Court documents show Facebook provided police in the US state of Nebraska with a teenager’s private chats about her at home abortion
Motherboard has obtained court documents that show Facebook provided police with a teenager’s private chats, in case about an abortion carried out at home.
The police in Nebraska then used those chats to seize her phone and computer, Motherboard reported. A 17-year-old girl and her mother have been charged with a series of felonies and misdemeanors over the matter.
It should be noted that Nebraska is not one of the US states to have changed its abortion laws since Roe v Wade was overturned in late June, after the US Supreme Court removed the country’s federal protection for terminations.
As a result of the change, Google said last month it would automatically delete Android smartphone users’ location history when they visit locations such as abortion clinics.
Facebook, it should be stressed, compiled with a lawful warrant ordering it to turn over the DMs to police, and it said there was not mention of abortion being involved in the case.
Nebraska’s case relies on evidence from the teenager’s private Facebook messages, which show the mother and daughter allegedly bought medication online to induce abortion, and then disposed of the body of the fetus.
The court documents obtained by Motherboard allege that the abortion took place before the Supreme Court overturned Roe v Wade in June.

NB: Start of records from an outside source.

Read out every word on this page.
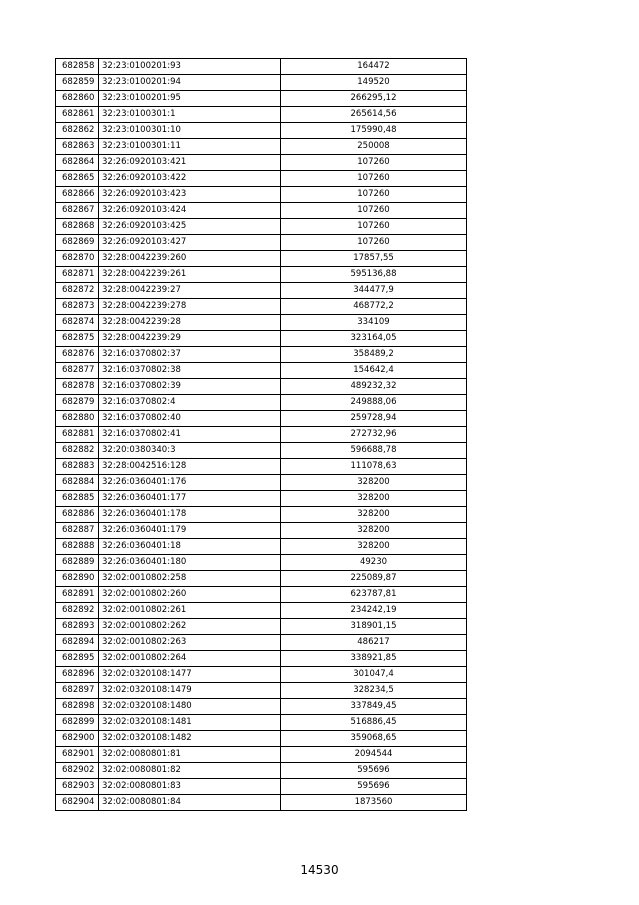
682858	32:23:0100201:93	164472
682859	32:23:0100201:94	149520
682860	32:23:0100201:95	266295,12
682861	32:23:0100301:1	265614,56
682862	32:23:0100301:10	175990,48
682863	32:23:0100301:11	250008
682864	32:26:0920103:421	107260
682865	32:26:0920103:422	107260
682866	32:26:0920103:423	107260
682867	32:26:0920103:424	107260
682868	32:26:0920103:425	107260
682869	32:26:0920103:427	107260
682870	32:28:0042239:260	17857,55
682871	32:28:0042239:261	595136,88
682872	32:28:0042239:27	344477,9
682873	32:28:0042239:278	468772,2
682874	32:28:0042239:28	334109
682875	32:28:0042239:29	323164,05
682876	32:16:0370802:37	358489,2
682877	32:16:0370802:38	154642,4
682878	32:16:0370802:39	489232,32
682879	32:16:0370802:4	249888,06
682880	32:16:0370802:40	259728,94
682881	32:16:0370802:41	272732,96
682882	32:20:0380340:3	596688,78
682883	32:28:0042516:128	111078,63
682884	32:26:0360401:176	328200
682885	32:26:0360401:177	328200
682886	32:26:0360401:178	328200
682887	32:26:0360401:179	328200
682888	32:26:0360401:18	328200
682889	32:26:0360401:180	49230
682890	32:02:0010802:258	225089,87
682891	32:02:0010802:260	623787,81
682892	32:02:0010802:261	234242,19
682893	32:02:0010802:262	318901,15
682894	32:02:0010802:263	486217
682895	32:02:0010802:264	338921,85
682896	32:02:0320108:1477	301047,4
682897	32:02:0320108:1479	328234,5
682898	32:02:0320108:1480	337849,45
682899	32:02:0320108:1481	516886,45
682900	32:02:0320108:1482	359068,65
682901	32:02:0080801:81	2094544
682902	32:02:0080801:82	595696
682903	32:02:0080801:83	595696
682904	32:02:0080801:84	1873560
14530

It makes for harrowing reading, showing how abortion could, and will be, prosecuted in the United States following the Roe v Wade change, and how tech companies will be compelled by law enforcement to help prosecute their cases.
The 17 year old teenager was 28-weeks pregnant, which was later than Nebraska’s 20-week post-fertilisation abortion ban. Exceptions to this are possible if there is a risk of death to the mother or risk of serious complications.
The mother of the teenager has been charged with five crimes (three felonies, including “perform/attempt abortion at > 20 weeks, perform abortion by non-licensed doctor, and removing/concealing a dead human body).
The teenage girl meanwhile has been charged with one felony, “removing/concealing/abandoning dead human body” and two misdemeanors: concealing the death of another person and false reporting.
She is being tried as an adult.
This tragic case highlights concerns from abortion rights activists and privacy experts, that people’s digital communications, location data, period app tracking information, or other private data will be used against them to criminalise abortion.
The case is expected to head for a jury trial in October.
Meta confirmed that it had not informed about abortion, and it compiled with a lawful court order.
“Nothing in the valid warrants we received from local law enforcement in early June, prior to the Supreme Court decision, mentioned abortion,” a Meta spokesperson told Motherboard in a statement.
“The warrants concerned charges related to a criminal investigation and court documents indicate that police at the time were investigating the case of a stillborn baby who was burned and buried, not a decision to have an abortion,” said the Meta spokesperson.
“Both of these warrants were originally accompanied by non-disclosure orders, which prevented us from sharing any information about them,” the spokesperson added. “The orders have now been lifted.”